When I go to observe teachers, I ask them to send me a detailed lesson plan before my visit. Though teachers generally aren’t excited by this request, I believe that thinking deeply about each step of a lesson prepares teachers for success. I don’t just ask teachers to write up lesson plans because I want to know what will happen in their lessons; I ask them to write lesson plans because they learn through writing.
Depending on the needs of the teachers I work with, I ask them to focus on different aspects of lesson planning. If a teacher is working on time management, I work with him to create a lesson plan focused on maximizing instructional time. Or if a teacher is struggling with adjusting lessons to meet the needs of her students, I work with her to come up with a “Plan B.”
Here are five ways to learn through planning:
1. Start with goals & standards
With so many important things to teach, sometimes it can be hard to focus. Backwards planning is often used during long-term planning, but it can be a great tool for single lessons too. Think about what you want students to achieve by the end of the lesson, then work backwards to plan the teaching and learning that needs to happen in order for students to meet that goal.
When we film teachers for Teaching Channel, we ask them to write lesson plans before we come. Looking at the lesson plan for this video, (available for download in the “Supporting Materials” section located to the bottom right of the video player) we can see how middle school math coach Audra McPhillips thought deeply about the Common Core math content and practice standards that she would teach in this lesson. When getting to know the CCSS, consider picking one or two standards to base your lesson upon. Think about the level of mastery you hope students will have by the end of the lesson and plan backwards.
It can be helpful to write down exactly what you plan to say when teaching a lesson. You won’t end up actually reading your script, but the act of writing allows teachers to figure out the best way of explaining information. This can be an especially effective strategy when teaching difficult content; sometimes we don’t know what’s going to be confusing until we start trying to explain it.
3. Anticipating challenges
For new teachers, it can be hard to anticipate where a lesson might go wrong. With experience, teachers start to internalize potential challenges and plan for them in advance. No matter what your experience level, it’s helpful to think about both potential challenges to student understanding and to behavior.
To address behavior challenges, I encourage teachers to write both a content and a management plan. In the management plan, teachers think about what they will do if management challenges arise. Teachers consider questions like, “If a student repeatedly talks over me, what will I do?” In addition to thinking about potential behavioral challenges, management plans can include thinking about the flow of materials and how students will move around the room.
Thinking about potential misunderstandings before teaching is an important strategy for meeting the needs of all students.
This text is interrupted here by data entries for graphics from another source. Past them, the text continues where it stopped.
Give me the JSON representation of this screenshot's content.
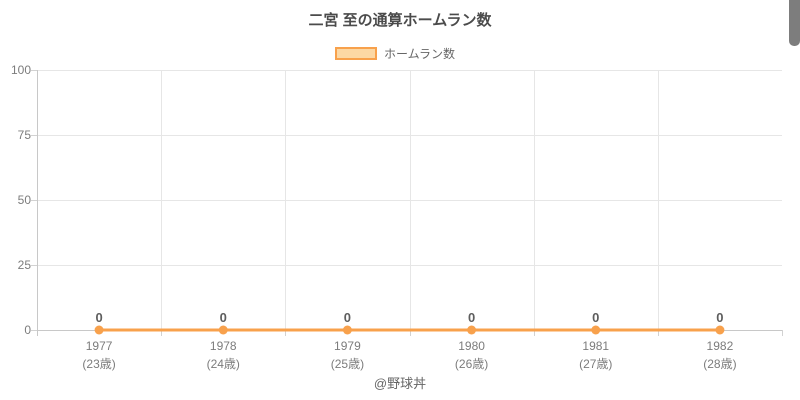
{
  "header": {
    "title": "二宮 至の通算ホームラン数"
  },
  "legend": {
    "label": "ホームラン数"
  },
  "footer": {
    "credit": "@野球丼"
  },
  "colors": {
    "accent_line": "#f8a14c",
    "legend_fill": "#fcd8a4",
    "gridline": "#e6e6e6",
    "axis_line": "#c8c8c8",
    "tick_label": "#7c7c7c",
    "value_label": "#5e5e5e",
    "title_text": "#4b4b4b",
    "scrollbar": "#7d7d7d"
  },
  "chart_data": {
    "type": "line",
    "title": "二宮 至の通算ホームラン数",
    "categories": [
      "1977",
      "1978",
      "1979",
      "1980",
      "1981",
      "1982"
    ],
    "category_sublabels": [
      "(23歳)",
      "(24歳)",
      "(25歳)",
      "(26歳)",
      "(27歳)",
      "(28歳)"
    ],
    "series": [
      {
        "name": "ホームラン数",
        "values": [
          0,
          0,
          0,
          0,
          0,
          0
        ],
        "color": "#f8a14c"
      }
    ],
    "point_labels": [
      "0",
      "0",
      "0",
      "0",
      "0",
      "0"
    ],
    "xlabel": "",
    "ylabel": "",
    "ylim": [
      0,
      100
    ],
    "yticks": [
      0,
      25,
      50,
      75,
      100
    ],
    "grid": true,
    "legend_position": "top"
  }
}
In the lesson plan that Becky Pittard wrote for the lesson she taught in this video, she created an amazing chart that planned the flow of instruction, possible student responses at different points in the lesson, and the key focus for her instruction. Check it out in the downloadable lesson plan found in the “Supporting Materials” section to the bottom right of the video.
4. Plan out instructional time (and check it)
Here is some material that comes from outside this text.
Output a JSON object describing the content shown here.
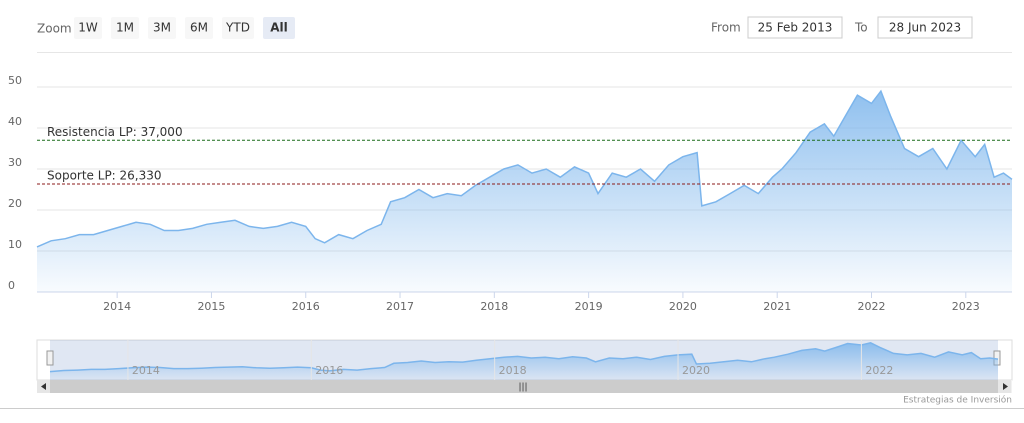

Timing is challenging. When planning a lesson, think about how much time each part of the lesson will take. Part of fine-tuning this process is estimating how much time tasks will take and then checking your estimations. I’ve put my time estimations on a sticky note (e.g., “mini-lesson: 5 minutes, independent writing: 30 minutes, reflection: 5 minutes”) and jotted down actual times next to my plan. Having my planned times next to me helped to keep me on track, while keeping track of actual times helped me to be flexible while monitoring instructional time.
5. Focus on particular students
Each class and student is different, so lessons you have taught before may not have the same effect as they had in the past. Sometimes it’s helpful to plan lessons with particular students in mind. For example, I once had a student who struggled with writing. Not only was it hard for him to write more than a couple sentences at a time, he was quickly becoming completely disengaged with writing. I knew he loved comic books, so I decided to plan a lesson on creating comic strips. The short form of the comic strips allowed him to have a successful and engaging writing experience. Planning lessons targeted at specific students lets you think deeply about your students’ strengths and challenges while finding ways to effectively meet your students’ needs.
As we become experienced teachers, our plans become internalized and we no longer need to write as many detailed plans. But even experienced teachers can benefit from slowing down and writing detailed lesson plans. In the coming year, Teaching Channel is committed to including more teacher lesson plans with our videos. We hope this will help us to not only share great teaching ideas, but also learn from each other’s planning.